INTEGRATION OF SUSTAINABILITY RISKS IN THE REMUNERATION POLICY

In accordance with Article 5 of Regulation (EU) 2019/2088, HANSAINVEST must explain how its remuneration policy is consistent with the integration of sustainability risks. Issues related, for example, to reducing sustainability risks at company level or for individual funds and mandates are not taken into account separately in the remuneration system. These aspects can only indirectly influence remuneration policy and practice as part of the general risk strategy or as part of individual target agreements.

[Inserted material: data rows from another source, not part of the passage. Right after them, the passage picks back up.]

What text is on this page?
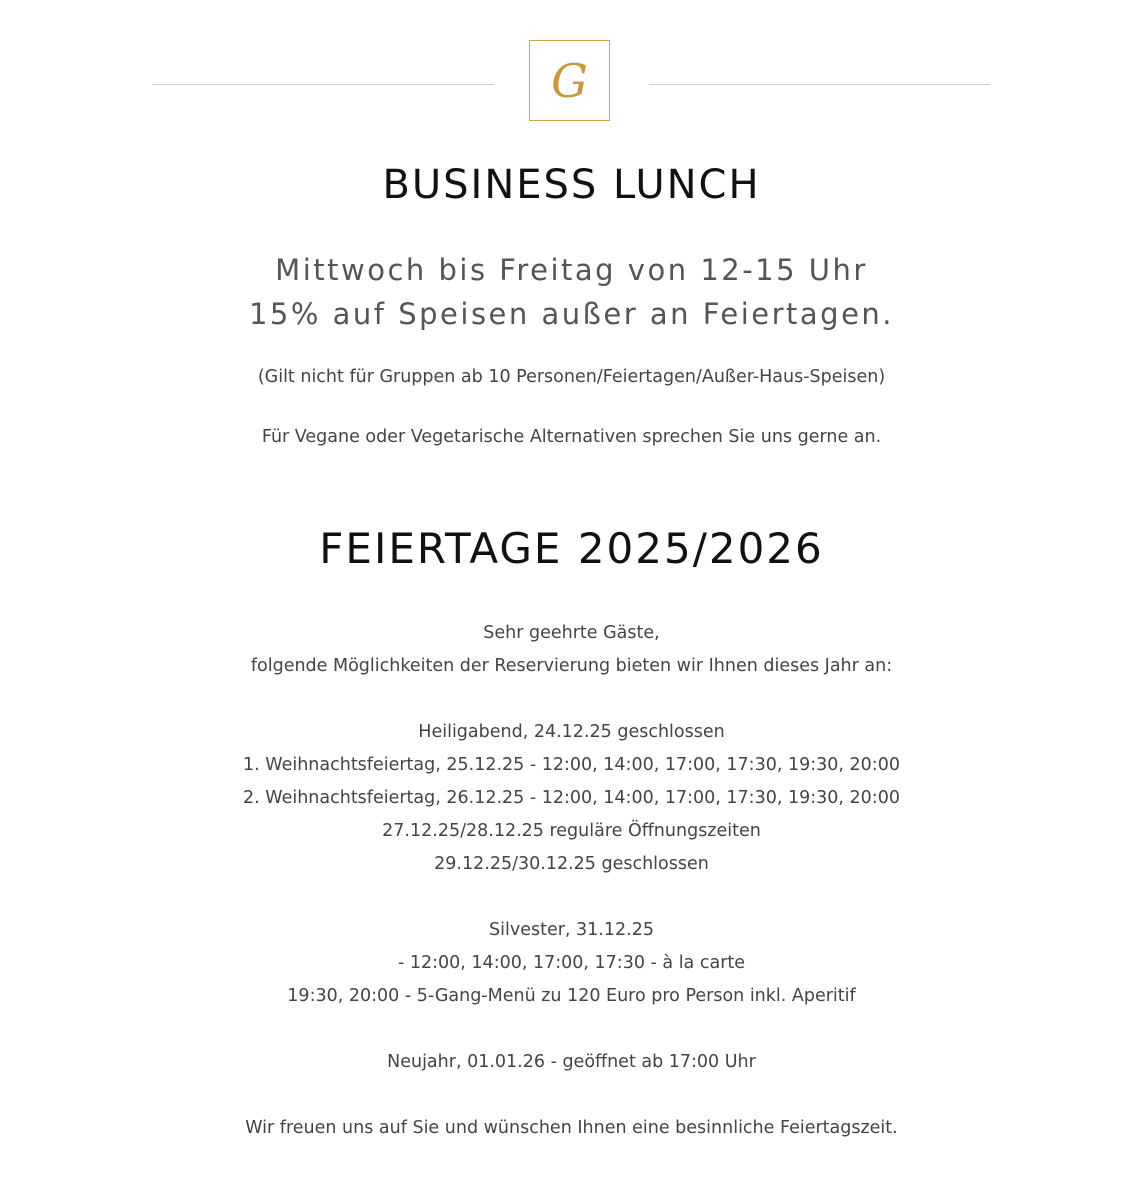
G
BUSINESS LUNCH
Mittwoch bis Freitag von 12-15 Uhr
15% auf Speisen außer an Feiertagen.
(Gilt nicht für Gruppen ab 10 Personen/Feiertagen/Außer-Haus-Speisen)
Für Vegane oder Vegetarische Alternativen sprechen Sie uns gerne an.
FEIERTAGE 2025/2026
Sehr geehrte Gäste,
folgende Möglichkeiten der Reservierung bieten wir Ihnen dieses Jahr an:
Heiligabend, 24.12.25 geschlossen
1. Weihnachtsfeiertag, 25.12.25 - 12:00, 14:00, 17:00, 17:30, 19:30, 20:00
2. Weihnachtsfeiertag, 26.12.25 - 12:00, 14:00, 17:00, 17:30, 19:30, 20:00
27.12.25/28.12.25 reguläre Öffnungszeiten
29.12.25/30.12.25 geschlossen
Silvester, 31.12.25
- 12:00, 14:00, 17:00, 17:30 - à la carte
19:30, 20:00 - 5-Gang-Menü zu 120 Euro pro Person inkl. Aperitif
Neujahr, 01.01.26 - geöffnet ab 17:00 Uhr
Wir freuen uns auf Sie und wünschen Ihnen eine besinnliche Feiertagszeit.
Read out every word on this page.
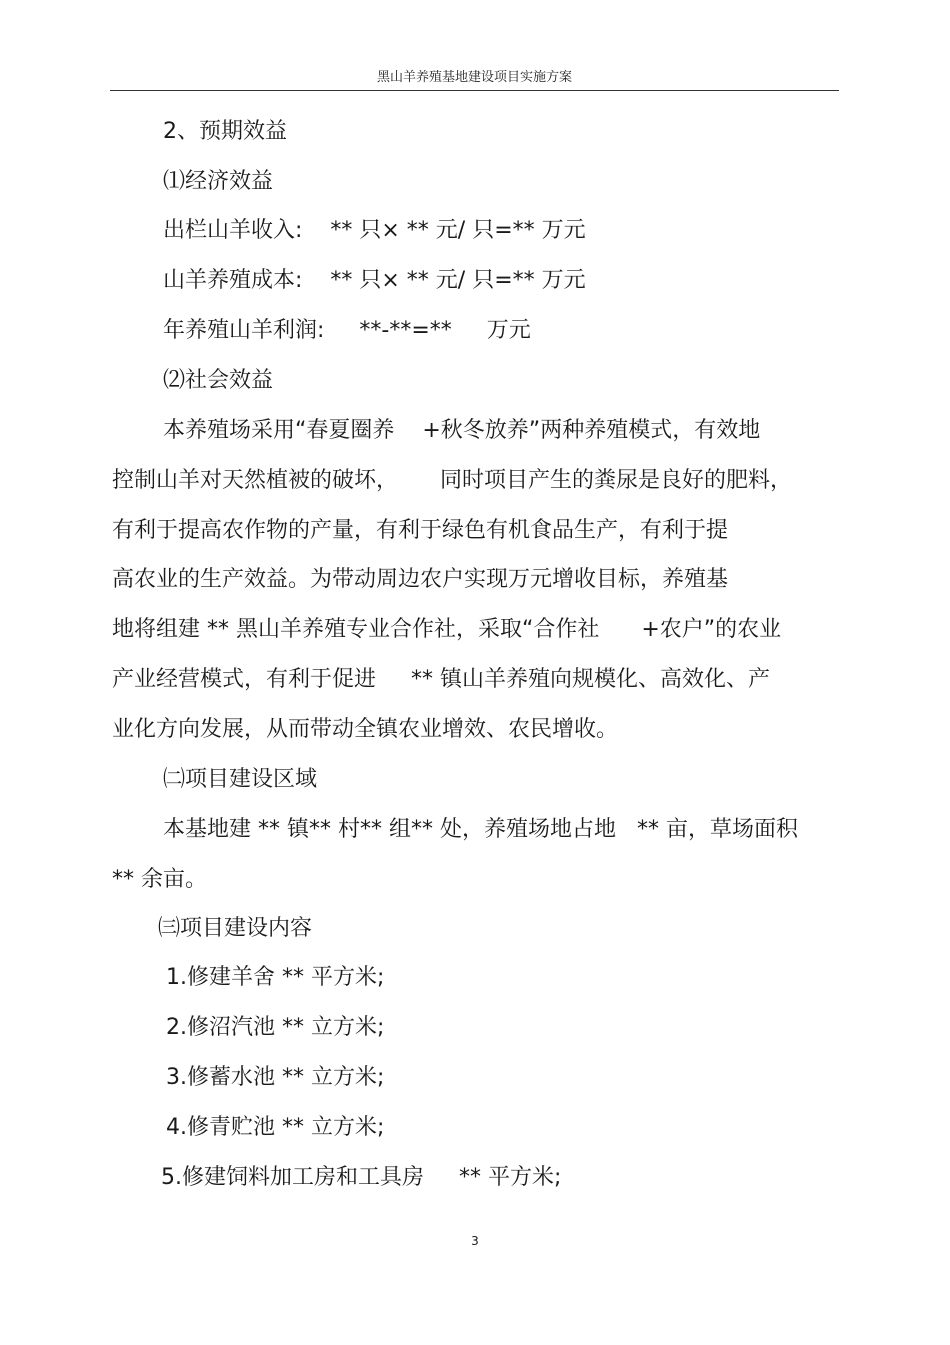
黑山羊养殖基地建设项目实施方案
2、预期效益
⑴经济效益
出栏山羊收入:    ** 只× ** 元/ 只=** 万元
山羊养殖成本:    ** 只× ** 元/ 只=** 万元
年养殖山羊利润:     **-**=**     万元
⑵社会效益
本养殖场采用“春夏圈养    +秋冬放养”两种养殖模式，有效地
控制山羊对天然植被的破坏，      同时项目产生的粪尿是良好的肥料，
有利于提高农作物的产量，有利于绿色有机食品生产，有利于提
高农业的生产效益。为带动周边农户实现万元增收目标，养殖基
地将组建 ** 黑山羊养殖专业合作社，采取“合作社      +农户”的农业
产业经营模式，有利于促进     ** 镇山羊养殖向规模化、高效化、产
业化方向发展，从而带动全镇农业增效、农民增收。
㈡项目建设区域
本基地建 ** 镇** 村** 组** 处，养殖场地占地   ** 亩，草场面积
** 余亩。
㈢项目建设内容
1.修建羊舍 ** 平方米;
2.修沼汽池 ** 立方米;
3.修蓄水池 ** 立方米;
4.修青贮池 ** 立方米;
5.修建饲料加工房和工具房     ** 平方米;
3
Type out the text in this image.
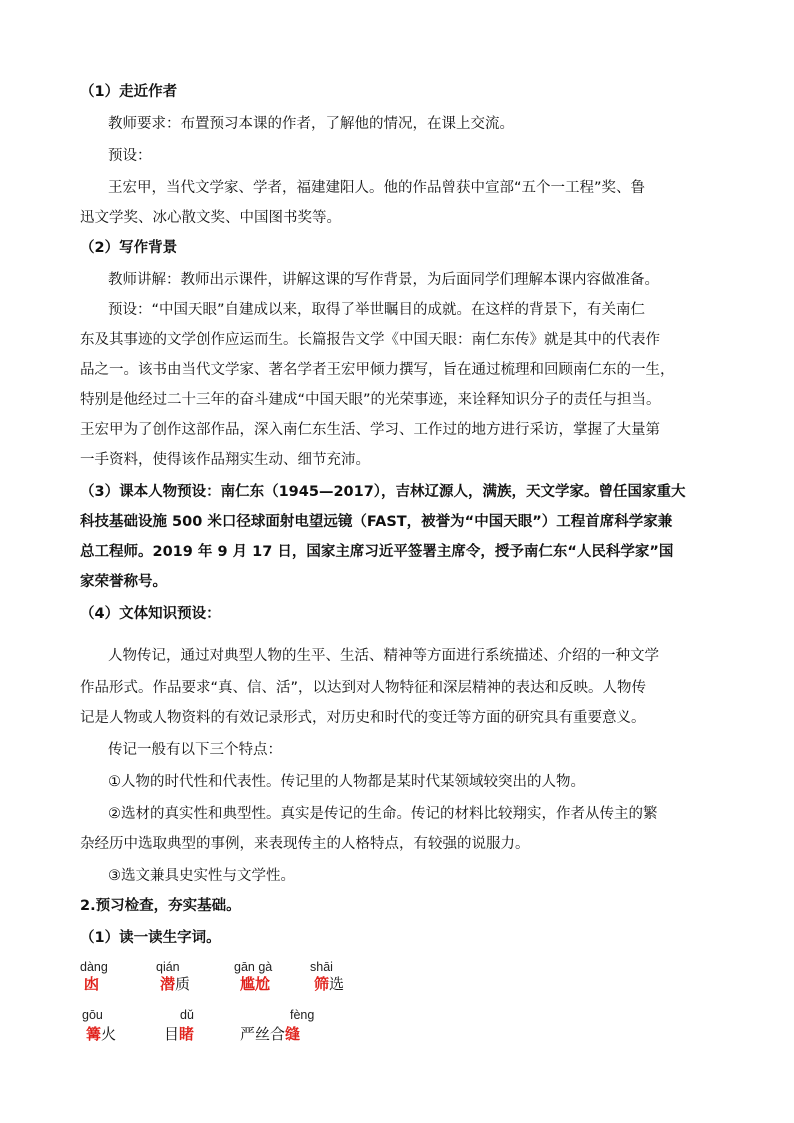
（1）走近作者
教师要求：布置预习本课的作者，了解他的情况，在课上交流。
预设：
王宏甲，当代文学家、学者，福建建阳人。他的作品曾获中宣部“五个一工程”奖、鲁
迅文学奖、冰心散文奖、中国图书奖等。
（2）写作背景
教师讲解：教师出示课件，讲解这课的写作背景，为后面同学们理解本课内容做准备。
预设：“中国天眼”自建成以来，取得了举世瞩目的成就。在这样的背景下，有关南仁
东及其事迹的文学创作应运而生。长篇报告文学《中国天眼：南仁东传》就是其中的代表作
品之一。该书由当代文学家、著名学者王宏甲倾力撰写，旨在通过梳理和回顾南仁东的一生，
特别是他经过二十三年的奋斗建成“中国天眼”的光荣事迹，来诠释知识分子的责任与担当。
王宏甲为了创作这部作品，深入南仁东生活、学习、工作过的地方进行采访，掌握了大量第
一手资料，使得该作品翔实生动、细节充沛。
（3）课本人物预设：南仁东（1945—2017），吉林辽源人，满族，天文学家。曾任国家重大
科技基础设施 500 米口径球面射电望远镜（FAST，被誉为“中国天眼”）工程首席科学家兼
总工程师。2019 年 9 月 17 日，国家主席习近平签署主席令，授予南仁东“人民科学家”国
家荣誉称号。
（4）文体知识预设：
人物传记，通过对典型人物的生平、生活、精神等方面进行系统描述、介绍的一种文学
作品形式。作品要求“真、信、活”，以达到对人物特征和深层精神的表达和反映。人物传
记是人物或人物资料的有效记录形式，对历史和时代的变迁等方面的研究具有重要意义。
传记一般有以下三个特点：
①人物的时代性和代表性。传记里的人物都是某时代某领域较突出的人物。
②选材的真实性和典型性。真实是传记的生命。传记的材料比较翔实，作者从传主的繁
杂经历中选取典型的事例，来表现传主的人格特点，有较强的说服力。
③选文兼具史实性与文学性。
2.预习检查，夯实基础。
（1）读一读生字词。
dàng
凼
qián
潜质
gān gà
尴尬
shāi
筛选
gōu
篝火
dǔ
目睹
fèng
严丝合缝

NO CONSIDERATION OF ADVERSE SUSTAINIBILITY IMPACTS

Our company does not currently comprehensively and systematically consider any adverse effects of investment decisions on sustainability factors when managing investments. By sustainability factors, we mean in this context environmental, social and employee concerns, respect for human rights, and the fight against corruption and bribery. The legal requirements for this are new and very detailed. Their careful implementation requires considerable effort on our part. In addition, the relevant data currently available on the market for determining and weighting these issues is not sufficient.